DynamoDB offers a “plug-and-play” approach. You set your expected throughput and you’re ready to go. Amazon manages everything for you. The costs are based on the provisioned throughput (0.47$/WCU and 0.09$/RCU) and storage used (0.25$/Gb). Of course you’d better check the official pricing documentation for up-to-date information.

On the other hand Cassandra is free open-source software so you don’t have to pay for it. However you have to run it somewhere and you have to pay for the machine you’re going to use (most likely EC2 instances or something equivalent on GoogleCloud or Microsoft Azure). Cassandra is designed to run on cheap commodity hardware but you will need several instances (3, 5 or 7, … instances for each datacenter). You should also consider the amount of time you need to setup the cluster …

Note that Datastax (the company behind Apache Cassandra) now offers Datastax-Managed-Cloud where they deploy and administrate a Cassandra cluster for you on AWS.

AWS now offers a caching layer (most likely based on ElastiCache) on top of DynamoDB called DAX. DAX allows you to improve performances (reduced latency due to in-memory caching) and save your provisioned throughput because requests will hit the cache instead of your DynamoDB tables. DAX supports caching both for items and queries.

Conclusion

As though Cassandra and DynamoDB seem very close at first sight there is a number of key differences such as

  • The replication strategy
  • The service ownership (Database managed by you or AWS)
  • The pricing model

DynamoDB is easy to get started with however you might keep an eye on the cost involved. It is also not a good choice to store more and more rarely-accessed data in Dynamo as it increases your storage costs and impacts your provisioned throughput. You’d better move this data into a dedicated table with a different throughput or even outside of Dynamo.

I tried to cover the main aspects worth to consider when making a decision. However it’s quite difficult to cover everything so don’t hesitate to leave a comment if you find something missing.

  • rdwarak

    Good read. An add-on point. DynamoDB recently introduced DAX, a in-memory cache service on top of DynamoDB

    http://docs.aws.amazon.com/amazondynamodb/latest/developerguide/DAX.concepts.html

    It more like they have combined DynamoDB and Redis Elasticache in the background.

    • Thanks! I will add a note to mention it.

  • Shekhar Londhe

    Very nice article. Small and concise to the point. Thank you for sharing.

  • Tomer Sandler

    2 weeks ago at AWS re:Invent, AWS announced two new features for DynamoDB.
    The first upgrade, Global Tables, allows the creation of tables that are automatically replicated across two or more AWS Regions, with full support for multi-master writes. This service is GA. The second announcement, On-Demand Backup, enables the creation of full backups of DynamoDB tables “with a single click”, and with zero impact on performance or availability (providing the read and write capacity units are configured correctly).
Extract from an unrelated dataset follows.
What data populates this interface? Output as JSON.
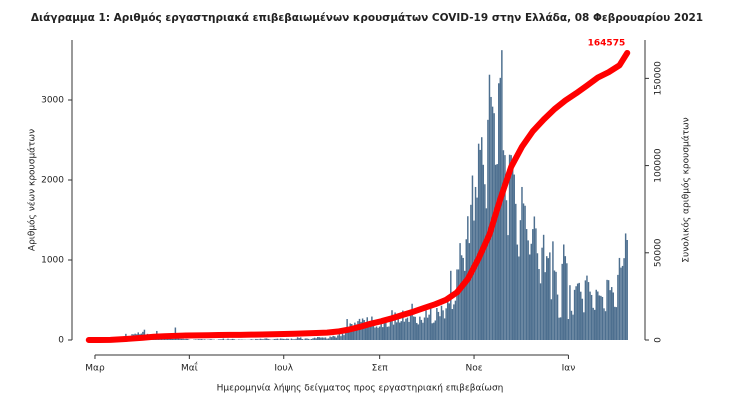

The backup service is also GA, with point-in-time restore predicted to be available early 2018.

    https://aws.amazon.com/blogs/aws/new-for-amazon-dynamodb-global-tables-and-on-demand-backup/

    • Thanks for pointing this out. I have updated the post with this new information. Global tables and backup/restore sounds great and are filling a gap. However I don’t see any easy way to import existing data into a global table.